Recipe adapted from Meet the Shannons
Prep time: 12-24 hours marinating time (the longer the better)
Cook time: 8-10 minutes depending on your oven
- 6-8 large carrots
- 1/2 cup vegetable broth
- 1 teaspoon Bragg’s Liquid Amino Acids
- 1-2 garlic cloves, minced (powdered garlic may work better here)
- 1/2 teaspoons liquid smoke
- 1/2 teaspoon smoked paprika
- Salt and pepper to taste
- Preheat oven to 400.
- Slice carrots into thin strips using either a mandolin or food processor. I use my new Titan peeler and it’s awesome!
- In a small bowl, whisk together the vegetable broth, Braggs, liquid smoke, garlic and smoked paprika.
- Add sliced carrots and liquid mix to a large plastic bag with zipper closure.
- Lay the bag flat on a large plate and refrigerate for at least 8 hours, but longer is always better to let the carrots absorb more flavor.
- After marinating, arrange carrot slices on a foil-wrapped baking sheet, but don’t overlap them.
- Bake for 7 minutes.

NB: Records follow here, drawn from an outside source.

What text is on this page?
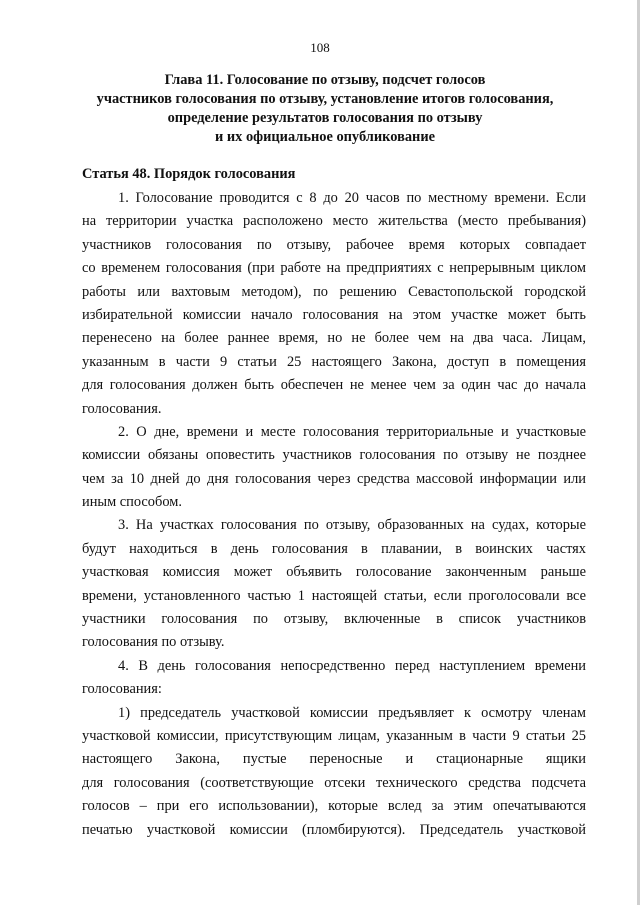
108
Глава 11. Голосование по отзыву, подсчет голосов
участников голосования по отзыву, установление итогов голосования,
определение результатов голосования по отзыву
и их официальное опубликование
Статья 48. Порядок голосования
1. Голосование проводится с 8 до 20 часов по местному времени. Если
на территории участка расположено место жительства (место пребывания)
участников голосования по отзыву, рабочее время которых совпадает
со временем голосования (при работе на предприятиях с непрерывным циклом
работы или вахтовым методом), по решению Севастопольской городской
избирательной комиссии начало голосования на этом участке может быть
перенесено на более раннее время, но не более чем на два часа. Лицам,
указанным в части 9 статьи 25 настоящего Закона, доступ в помещения
для голосования должен быть обеспечен не менее чем за один час до начала
голосования.
2. О дне, времени и месте голосования территориальные и участковые
комиссии обязаны оповестить участников голосования по отзыву не позднее
чем за 10 дней до дня голосования через средства массовой информации или
иным способом.
3. На участках голосования по отзыву, образованных на судах, которые
будут находиться в день голосования в плавании, в воинских частях
участковая комиссия может объявить голосование законченным раньше
времени, установленного частью 1 настоящей статьи, если проголосовали все
участники голосования по отзыву, включенные в список участников
голосования по отзыву.
4. В день голосования непосредственно перед наступлением времени
голосования:
1) председатель участковой комиссии предъявляет к осмотру членам
участковой комиссии, присутствующим лицам, указанным в части 9 статьи 25
настоящего Закона, пустые переносные и стационарные ящики
для голосования (соответствующие отсеки технического средства подсчета
голосов – при его использовании), которые вслед за этим опечатываются
печатью участковой комиссии (пломбируются). Председатель участковой
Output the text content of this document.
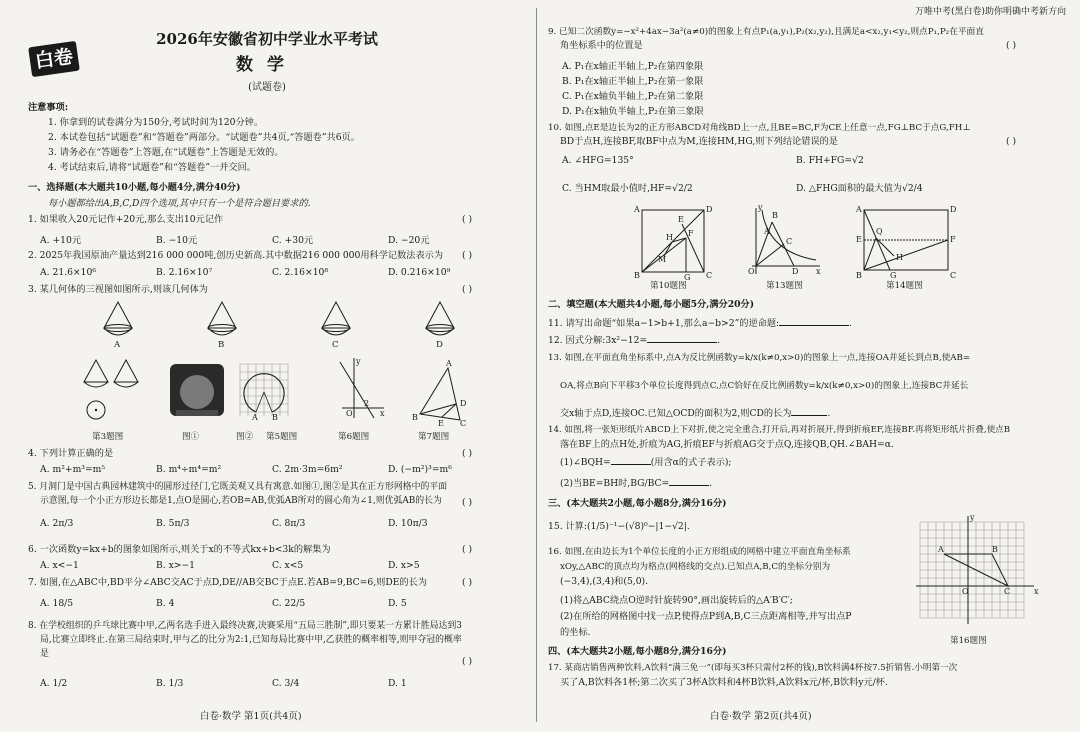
白卷
2026年安徽省初中学业水平考试
数学
(试题卷)
注意事项:
1. 你拿到的试卷满分为150分,考试时间为120分钟。
2. 本试卷包括“试题卷”和“答题卷”两部分。“试题卷”共4页,“答题卷”共6页。
3. 请务必在“答题卷”上答题,在“试题卷”上答题是无效的。
4. 考试结束后,请将“试题卷”和“答题卷”一并交回。
一、选择题(本大题共10小题,每小题4分,满分40分)
每小题都给出A,B,C,D四个选项,其中只有一个是符合题目要求的.
1. 如果收入20元记作+20元,那么支出10元记作	( )
A. +10元	B. −10元	C. +30元	D. −20元
2. 2025年我国原油产量达到216 000 000吨,创历史新高.其中数据216 000 000用科学记数法表示为 ( )
A. 21.6×10⁶	B. 2.16×10⁷	C. 2.16×10⁸	D. 0.216×10⁹
3. 某几何体的三视图如图所示,则该几何体为	( )
A	B	C	D
A B
y
x
O
2
A
B
C
D
E
第3题图	图①	图② 第5题图	第6题图	第7题图
4. 下列计算正确的是	( )
A. m²+m³=m⁵	B. m⁴÷m⁴=m²	C. 2m·3m=6m²	D. (−m²)³=m⁶
5. 月洞门是中国古典园林建筑中的圆形过径门,它既美观又具有寓意.如图①,图②是其在正方形网格中的平面
示意图,每一个小正方形边长都是1,点O是圆心,若OB=AB,优弧AB所对的圆心角为∠1,则优弧AB的长为 ( )
A. 2π/3	B. 5π/3	C. 8π/3	D. 10π/3
6. 一次函数y=kx+b的图象如图所示,则关于x的不等式kx+b<3k的解集为	( )
A. x<−1	B. x>−1	C. x<5	D. x>5
7. 如图,在△ABC中,BD平分∠ABC交AC于点D,DE//AB交BC于点E.若AB=9,BC=6,则DE的长为	( )
A. 18/5	B. 4	C. 22/5	D. 5
8. 在学校组织的乒乓球比赛中甲,乙两名选手进入最终决赛,决赛采用“五局三胜制”,即只要某一方累计胜局达到3
局,比赛立即终止.在第三局结束时,甲与乙的比分为2:1,已知每局比赛中甲,乙获胜的概率相等,则甲夺冠的概率
是
( )
A. 1/2	B. 1/3	C. 3/4	D. 1
白卷·数学 第1页(共4页)
万唯中考(黑白卷)助你明确中考新方向
9. 已知二次函数y=−x²+4ax−3a²(a≠0)的图象上有点P₁(a,y₁),P₂(x₂,y₂),且满足a<x₂,y₁<y₂,则点P₁,P₂在平面直
角坐标系中的位置是	( )
A. P₁在x轴正半轴上,P₂在第四象限
B. P₁在x轴正半轴上,P₂在第一象限
C. P₁在x轴负半轴上,P₂在第二象限
D. P₁在x轴负半轴上,P₂在第三象限
10. 如图,点E是边长为2的正方形ABCD对角线BD上一点,且BE=BC,F为CE上任意一点,FG⊥BC于点G,FH⊥
BD于点H,连接BF,取BF中点为M,连接HM,HG,则下列结论错误的是	( )
A. ∠HFG=135°	B. FH+FG=√2
C. 当HM取最小值时,HF=√2/2	D. △FHG面积的最大值为√2/4
A	D
B	C
E
F
G
H
M
y
x
O
B
A
C
D
A	D
B	C
E	F
Q
G
H
第10题图	第13题图	第14题图
二、填空题(本大题共4小题,每小题5分,满分20分)
11. 请写出命题“如果a−1>b+1,那么a−b>2”的逆命题:	.
12. 因式分解:3x²−12=	.
13. 如图,在平面直角坐标系中,点A为反比例函数y=k/x(k≠0,x>0)的图象上一点,连接OA并延长到点B,使AB=
OA,将点B向下平移3个单位长度得到点C,点C恰好在反比例函数y=k/x(k≠0,x>0)的图象上,连接BC并延长
交x轴于点D,连接OC.已知△OCD的面积为2,则CD的长为	.
14. 如图,将一张矩形纸片ABCD上下对折,使之完全重合,打开后,再对折展开,得到折痕EF,连接BF.再将矩形纸片折叠,使点B
落在BF上的点H处,折痕为AG,折痕EF与折痕AG交于点Q,连接QB,QH.∠BAH=α.
(1)∠BQH=	(用含α的式子表示);
(2)当BE=BH时,BG/BC=	.
三、(本大题共2小题,每小题8分,满分16分)
15. 计算:(1/5)⁻¹−(√8)⁰−|1−√2|.
16. 如图,在由边长为1个单位长度的小正方形组成的网格中建立平面直角坐标系
xOy,△ABC的顶点均为格点(网格线的交点).已知点A,B,C的坐标分别为
(−3,4),(3,4)和(5,0).
(1)将△ABC绕点O逆时针旋转90°,画出旋转后的△A′B′C′;
(2)在所给的网格图中找一点P,使得点P到A,B,C三点距离相等,并写出点P
的坐标.
y
x
O
A	B
C
第16题图
四、(本大题共2小题,每小题8分,满分16分)
17. 某商店销售两种饮料,A饮料“满三免一”(即每买3杯只需付2杯的钱),B饮料满4杯按7.5折销售.小明第一次
买了A,B饮料各1杯;第二次买了3杯A饮料和4杯B饮料,A饮料x元/杯,B饮料y元/杯.
白卷·数学 第2页(共4页)
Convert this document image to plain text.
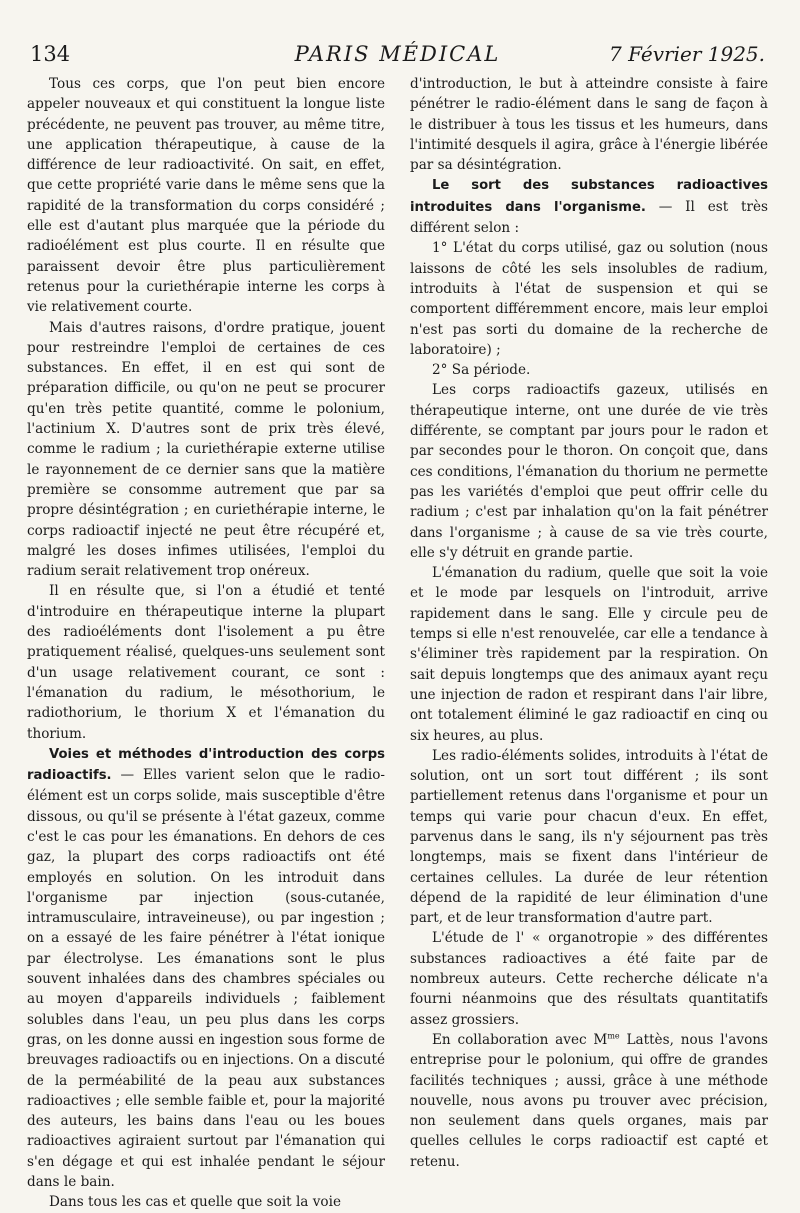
134	PARIS MÉDICAL	7 Février 1925.

Tous ces corps, que l'on peut bien encore appeler nouveaux et qui constituent la longue liste précédente, ne peuvent pas trouver, au même titre, une application thérapeutique, à cause de la différence de leur radioactivité. On sait, en effet, que cette propriété varie dans le même sens que la rapidité de la transformation du corps considéré ; elle est d'autant plus marquée que la période du radioélément est plus courte. Il en résulte que paraissent devoir être plus particulièrement retenus pour la curiethérapie interne les corps à vie relativement courte.

Mais d'autres raisons, d'ordre pratique, jouent pour restreindre l'emploi de certaines de ces substances. En effet, il en est qui sont de préparation difficile, ou qu'on ne peut se procurer qu'en très petite quantité, comme le polonium, l'actinium X. D'autres sont de prix très élevé, comme le radium ; la curiethérapie externe utilise le rayonnement de ce dernier sans que la matière première se consomme autrement que par sa propre désintégration ; en curiethérapie interne, le corps radioactif injecté ne peut être récupéré et, malgré les doses infimes utilisées, l'emploi du radium serait relativement trop onéreux.

Il en résulte que, si l'on a étudié et tenté d'introduire en thérapeutique interne la plupart des radioéléments dont l'isolement a pu être pratiquement réalisé, quelques-uns seulement sont d'un usage relativement courant, ce sont : l'émanation du radium, le mésothorium, le radiothorium, le thorium X et l'émanation du thorium.

Voies et méthodes d'introduction des corps radioactifs. — Elles varient selon que le radio-élément est un corps solide, mais susceptible d'être dissous, ou qu'il se présente à l'état gazeux, comme c'est le cas pour les émanations. En dehors de ces gaz, la plupart des corps radioactifs ont été employés en solution. On les introduit dans l'organisme par injection (sous-cutanée, intramusculaire, intraveineuse), ou par ingestion ; on a essayé de les faire pénétrer à l'état ionique par électrolyse. Les émanations sont le plus souvent inhalées dans des chambres spéciales ou au moyen d'appareils individuels ; faiblement solubles dans l'eau, un peu plus dans les corps gras, on les donne aussi en ingestion sous forme de breuvages radioactifs ou en injections. On a discuté de la perméabilité de la peau aux substances radioactives ; elle semble faible et, pour la majorité des auteurs, les bains dans l'eau ou les boues radioactives agiraient surtout par l'émanation qui s'en dégage et qui est inhalée pendant le séjour dans le bain.

Dans tous les cas et quelle que soit la voie

d'introduction, le but à atteindre consiste à faire pénétrer le radio-élément dans le sang de façon à le distribuer à tous les tissus et les humeurs, dans l'intimité desquels il agira, grâce à l'énergie libérée par sa désintégration.

Le sort des substances radioactives introduites dans l'organisme. — Il est très différent selon :

1° L'état du corps utilisé, gaz ou solution (nous laissons de côté les sels insolubles de radium, introduits à l'état de suspension et qui se comportent différemment encore, mais leur emploi n'est pas sorti du domaine de la recherche de laboratoire) ;

2° Sa période.

Les corps radioactifs gazeux, utilisés en thérapeutique interne, ont une durée de vie très différente, se comptant par jours pour le radon et par secondes pour le thoron. On conçoit que, dans ces conditions, l'émanation du thorium ne permette pas les variétés d'emploi que peut offrir celle du radium ; c'est par inhalation qu'on la fait pénétrer dans l'organisme ; à cause de sa vie très courte, elle s'y détruit en grande partie.

L'émanation du radium, quelle que soit la voie et le mode par lesquels on l'introduit, arrive rapidement dans le sang. Elle y circule peu de temps si elle n'est renouvelée, car elle a tendance à s'éliminer très rapidement par la respiration. On sait depuis longtemps que des animaux ayant reçu une injection de radon et respirant dans l'air libre, ont totalement éliminé le gaz radioactif en cinq ou six heures, au plus.

Les radio-éléments solides, introduits à l'état de solution, ont un sort tout différent ; ils sont partiellement retenus dans l'organisme et pour un temps qui varie pour chacun d'eux. En effet, parvenus dans le sang, ils n'y séjournent pas très longtemps, mais se fixent dans l'intérieur de certaines cellules. La durée de leur rétention dépend de la rapidité de leur élimination d'une part, et de leur transformation d'autre part.

L'étude de l' « organotropie » des différentes substances radioactives a été faite par de nombreux auteurs. Cette recherche délicate n'a fourni néanmoins que des résultats quantitatifs assez grossiers.

En collaboration avec $M^{me}$ Lattès, nous l'avons entreprise pour le polonium, qui offre de grandes facilités techniques ; aussi, grâce à une méthode nouvelle, nous avons pu trouver avec précision, non seulement dans quels organes, mais par quelles cellules le corps radioactif est capté et retenu.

Remove baking sheet and flip carrots over.
- Bake for another 7-8 minutes. It might take more or less time depending on how thick or thin you sliced the carrots. You’ll know your carrot bacon is done when the edges are crispy and the center of each slice looks dry.
- Let cool to room temperature (they’ll also crisp up more) before crumbling over a salad or adding to a sandwich. Store in an airtight container in the fridge.